A Survey on Natural Language Counterfactual Generation
Yongjie Wang | Xiaoqi Qiu | Yu Yue | Xu Guo | Zhiwei Zeng | Yuhong Feng | Zhiqi Shen
Findings of the Association for Computational Linguistics: EMNLP 2024
Yongjie Wang | Xiaoqi Qiu | Yu Yue | Xu Guo | Zhiwei Zeng | Yuhong Feng | Zhiqi Shen
Findings of the Association for Computational Linguistics: EMNLP 2024
Natural language counterfactual generation aims to minimally modify a given text such that the modified text will be classified into a different class. The generated counterfactuals provide insight into the reasoning behind a model’s predictions by highlighting which words significantly influence the outcomes. Additionally, they can be used to detect model fairness issues and augment the training data to enhance the model’s robustness. A substantial amount of research has been conducted to generate counterfactuals for various NLP tasks, employing different models and methodologies. With the rapid growth of studies in this field, a systematic review is crucial to guide future researchers and developers.
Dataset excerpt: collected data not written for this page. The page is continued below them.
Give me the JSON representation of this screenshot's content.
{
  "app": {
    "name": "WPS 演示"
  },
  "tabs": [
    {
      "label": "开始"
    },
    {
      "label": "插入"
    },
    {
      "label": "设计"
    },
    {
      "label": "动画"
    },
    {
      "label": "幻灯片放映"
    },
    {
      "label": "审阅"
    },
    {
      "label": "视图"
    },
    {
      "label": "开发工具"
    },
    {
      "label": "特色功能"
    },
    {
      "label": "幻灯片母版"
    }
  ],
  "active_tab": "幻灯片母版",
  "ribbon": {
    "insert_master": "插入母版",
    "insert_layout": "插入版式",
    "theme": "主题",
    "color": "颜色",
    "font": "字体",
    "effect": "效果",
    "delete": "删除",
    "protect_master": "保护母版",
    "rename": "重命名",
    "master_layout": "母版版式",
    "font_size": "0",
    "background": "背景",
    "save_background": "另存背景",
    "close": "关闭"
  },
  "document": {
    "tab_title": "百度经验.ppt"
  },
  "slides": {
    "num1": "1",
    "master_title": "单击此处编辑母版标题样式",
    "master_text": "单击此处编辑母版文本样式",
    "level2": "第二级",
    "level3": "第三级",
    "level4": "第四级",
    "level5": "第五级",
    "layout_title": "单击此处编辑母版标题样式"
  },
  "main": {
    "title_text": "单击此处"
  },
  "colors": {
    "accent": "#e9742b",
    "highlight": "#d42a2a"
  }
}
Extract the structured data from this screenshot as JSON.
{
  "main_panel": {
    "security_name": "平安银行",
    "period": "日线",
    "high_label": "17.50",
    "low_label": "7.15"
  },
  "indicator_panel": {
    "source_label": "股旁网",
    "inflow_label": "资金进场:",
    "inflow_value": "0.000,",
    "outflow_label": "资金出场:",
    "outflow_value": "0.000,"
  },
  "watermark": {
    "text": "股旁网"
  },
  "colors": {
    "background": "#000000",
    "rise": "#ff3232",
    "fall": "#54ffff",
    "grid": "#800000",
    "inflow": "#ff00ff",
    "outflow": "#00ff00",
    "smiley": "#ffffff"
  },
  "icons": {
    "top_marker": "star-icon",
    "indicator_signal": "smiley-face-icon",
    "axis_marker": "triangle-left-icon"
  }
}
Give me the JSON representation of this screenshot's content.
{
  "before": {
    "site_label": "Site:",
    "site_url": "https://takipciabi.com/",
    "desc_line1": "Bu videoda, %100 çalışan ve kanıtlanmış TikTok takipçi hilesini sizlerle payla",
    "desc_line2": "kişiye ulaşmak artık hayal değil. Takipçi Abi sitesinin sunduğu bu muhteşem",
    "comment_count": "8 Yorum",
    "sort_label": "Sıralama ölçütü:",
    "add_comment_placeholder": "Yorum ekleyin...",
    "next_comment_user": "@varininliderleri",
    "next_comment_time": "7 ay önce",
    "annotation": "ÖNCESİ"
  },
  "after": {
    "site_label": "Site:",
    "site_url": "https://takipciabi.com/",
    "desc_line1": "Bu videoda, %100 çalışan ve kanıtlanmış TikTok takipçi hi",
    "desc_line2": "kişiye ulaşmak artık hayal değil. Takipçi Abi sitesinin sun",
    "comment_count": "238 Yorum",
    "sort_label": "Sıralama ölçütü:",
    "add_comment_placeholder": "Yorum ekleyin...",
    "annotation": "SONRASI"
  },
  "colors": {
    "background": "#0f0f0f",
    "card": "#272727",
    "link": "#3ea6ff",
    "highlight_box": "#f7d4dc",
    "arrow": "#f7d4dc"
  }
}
To bridge this gap, this survey provides a comprehensive overview of textual counterfactual generation methods, particularly those based on Large Language Models. We propose a new taxonomy that systematically categorizes the generation methods into four groups and summarizes the metrics for evaluating the generation quality. Finally, we discuss ongoing research challenges and outline promising directions for future work.